Réponse rapide : La conservation de la faune sauvage en Éthiopie progresse grâce aux partenariats entre l'Autorité éthiopienne de conservation de la faune sauvage (EWCA), l'Institut éthiopien de la biodiversité (EBI), l'Autorité de protection de l'environnement (EPA), les gouvernements régionaux, l'UICN, le PNUD et des programmes spécialisés de conservation. Une avancée majeure en 2026 a été la Proclamation sur le paiement des services écosystémiques, entrée en vigueur en janvier, qui crée un cadre juridique pour récompenser la protection des écosystèmes et mobiliser des financements nationaux en faveur de la biodiversité .
Les perspectives sont contrastées. L'Éthiopie dispose de nouveaux mécanismes politiques et financiers, notamment d'un projet intégré sur la faune sauvage et les paysages financé par le FEM, mais les organisations de conservation doivent encore faire face à la perte d'habitat, au trafic illégal d'espèces sauvages, aux conflits entre humains et animaux, à la dégradation des terres, aux sécheresses et aux inondations liées au climat, ainsi qu'à une dépendance envers des financements extérieurs incertains .
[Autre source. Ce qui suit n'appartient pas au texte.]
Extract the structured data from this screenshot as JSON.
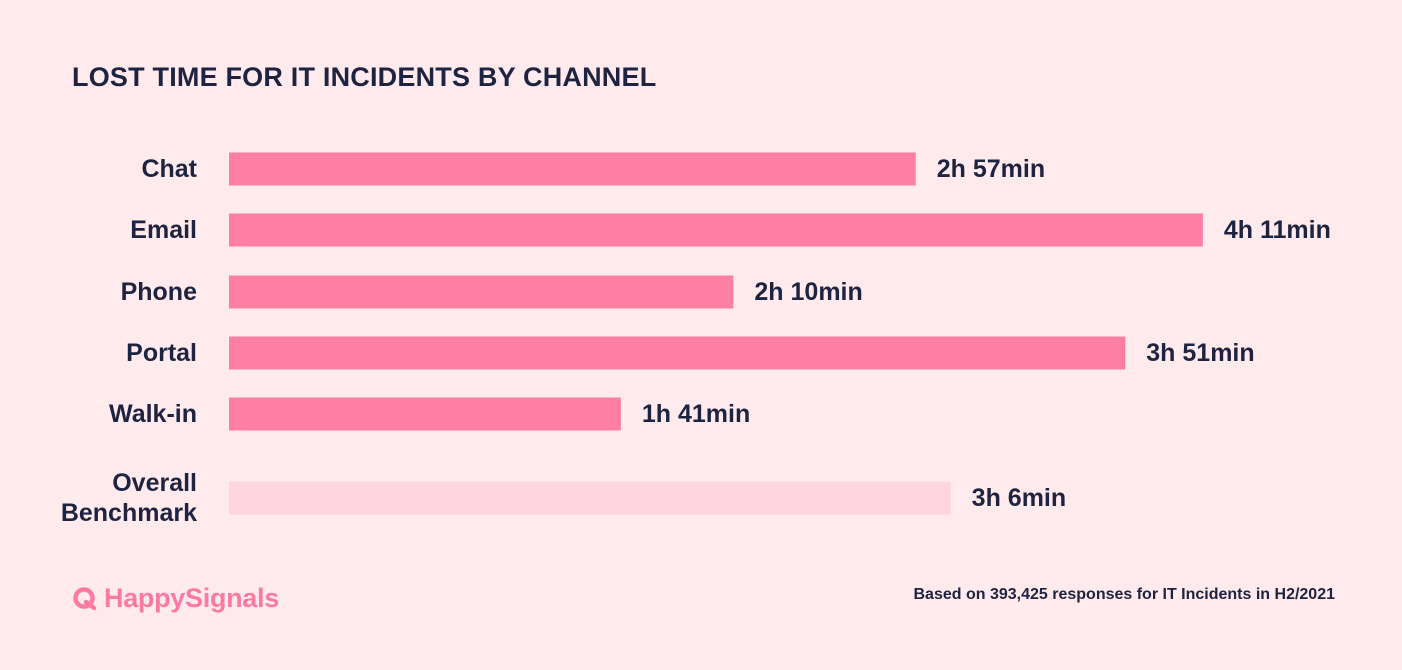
{
  "title": "LOST TIME FOR IT INCIDENTS BY CHANNEL",
  "footnote": "Based on 393,425 responses for IT Incidents in H2/2021",
  "logo": {
    "text": "HappySignals",
    "icon": "happysignals-logo-icon"
  },
  "colors": {
    "background": "#ffeaee",
    "bar": "#ff7fa3",
    "benchmark_bar": "#ffd6df",
    "text": "#1e2340",
    "brand": "#ff7aa2"
  },
  "chart_data": {
    "type": "bar",
    "orientation": "horizontal",
    "title": "LOST TIME FOR IT INCIDENTS BY CHANNEL",
    "value_unit": "minutes",
    "categories": [
      [
        "Chat"
      ],
      [
        "Email"
      ],
      [
        "Phone"
      ],
      [
        "Portal"
      ],
      [
        "Walk-in"
      ],
      [
        "Overall",
        "Benchmark"
      ]
    ],
    "values": [
      177,
      251,
      130,
      231,
      101,
      186
    ],
    "value_labels": [
      "2h 57min",
      "4h 11min",
      "2h 10min",
      "3h 51min",
      "1h 41min",
      "3h 6min"
    ],
    "highlight": [
      false,
      false,
      false,
      false,
      false,
      true
    ],
    "grid": false,
    "legend": "none"
  }
}
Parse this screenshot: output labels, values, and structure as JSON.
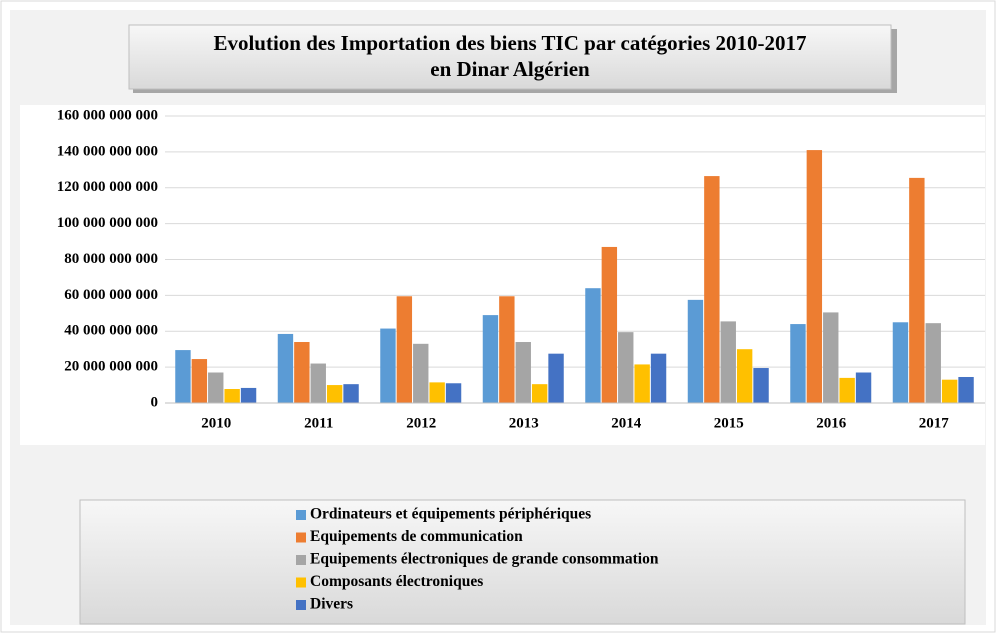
{
  "chart_data": {
    "type": "bar",
    "title": [
      "Evolution des Importation des biens TIC par catégories 2010-2017",
      "en Dinar Algérien"
    ],
    "categories": [
      "2010",
      "2011",
      "2012",
      "2013",
      "2014",
      "2015",
      "2016",
      "2017"
    ],
    "series": [
      {
        "name": "Ordinateurs et équipements périphériques",
        "color": "#5b9bd5",
        "values": [
          29500000000,
          38500000000,
          41500000000,
          49000000000,
          64000000000,
          57500000000,
          44000000000,
          45000000000
        ]
      },
      {
        "name": "Equipements de communication",
        "color": "#ed7d31",
        "values": [
          24500000000,
          34000000000,
          59500000000,
          59500000000,
          87000000000,
          126500000000,
          141000000000,
          125500000000
        ]
      },
      {
        "name": "Equipements électroniques de grande consommation",
        "color": "#a5a5a5",
        "values": [
          17000000000,
          22000000000,
          33000000000,
          34000000000,
          39500000000,
          45500000000,
          50500000000,
          44500000000
        ]
      },
      {
        "name": "Composants électroniques",
        "color": "#ffc000",
        "values": [
          7800000000,
          10000000000,
          11500000000,
          10500000000,
          21500000000,
          30000000000,
          14000000000,
          13000000000
        ]
      },
      {
        "name": "Divers",
        "color": "#4472c4",
        "values": [
          8400000000,
          10500000000,
          11000000000,
          27500000000,
          27500000000,
          19500000000,
          17000000000,
          14500000000
        ]
      }
    ],
    "ylim": [
      0,
      160000000000
    ],
    "yticks": [
      {
        "value": 0,
        "label": "0"
      },
      {
        "value": 20000000000,
        "label": "20 000 000 000"
      },
      {
        "value": 40000000000,
        "label": "40 000 000 000"
      },
      {
        "value": 60000000000,
        "label": "60 000 000 000"
      },
      {
        "value": 80000000000,
        "label": "80 000 000 000"
      },
      {
        "value": 100000000000,
        "label": "100 000 000 000"
      },
      {
        "value": 120000000000,
        "label": "120 000 000 000"
      },
      {
        "value": 140000000000,
        "label": "140 000 000 000"
      },
      {
        "value": 160000000000,
        "label": "160 000 000 000"
      }
    ],
    "grid": true,
    "legend": "bottom"
  }
}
Dernière vérification : août 2026. Les données de conservation évoluent ; consultez les sources citées pour connaître les chiffres les plus récents.
Pourquoi les partenariats de conservation sont essentiels en Éthiopie
Le défi de la conservation en Éthiopie dépasse la protection d'animaux pris individuellement. Les habitats de la faune sauvage sont aussi des territoires exploités qui soutiennent l'agriculture, le pâturage, l'approvisionnement en eau et les économies locales. La conservation est donc une question de gouvernance et de développement autant qu'une question biologique.
Les écosystèmes montagneux du pays illustrent clairement ce lien. Le Programme de conservation du loup d'Éthiopie décrit le loup d'Éthiopie comme une espèce limitée aux montagnes du pays, dont environ 500 individus subsistent en petites populations menacées par la perte d'habitat et les maladies . Protéger ce loup signifie donc protéger les écosystèmes afroalpins de haute altitude et les autres espèces endémiques qui leur sont associées, plutôt que de se concentrer uniquement sur un prédateur emblématique.
La dégradation des terres crée un autre lien entre la faune sauvage et les moyens de subsistance ruraux. Une étude soutenue par le programme Partnerships for Enhanced Engagement in Research des National Academies a documenté une érosion sévère en ravines dans le bassin du Nil Bleu. Le projet a relevé des ravines atteignant 15 mètres de profondeur et constaté qu'elles transportent une grande partie des sédiments vers les rivières, tout en empiétant sur les pâturages et les terres cultivées . Ses conclusions plaident pour des mesures de conservation intégrant la participation des communautés et prenant en compte les sites de restauration difficiles, notamment l'expansion des ravines dans les plaines alluviales.
Ces pressions expliquent pourquoi le modèle éthiopien de conservation fait de plus en plus intervenir plusieurs institutions à la fois. Les autorités publiques définissent les mandats et assurent l'administration ; les organismes de recherche apportent des données ; les agences internationales fournissent un soutien technique et financier ; et les communautés sont indispensables pour rendre la protection des terres et de la faune viable dans la durée.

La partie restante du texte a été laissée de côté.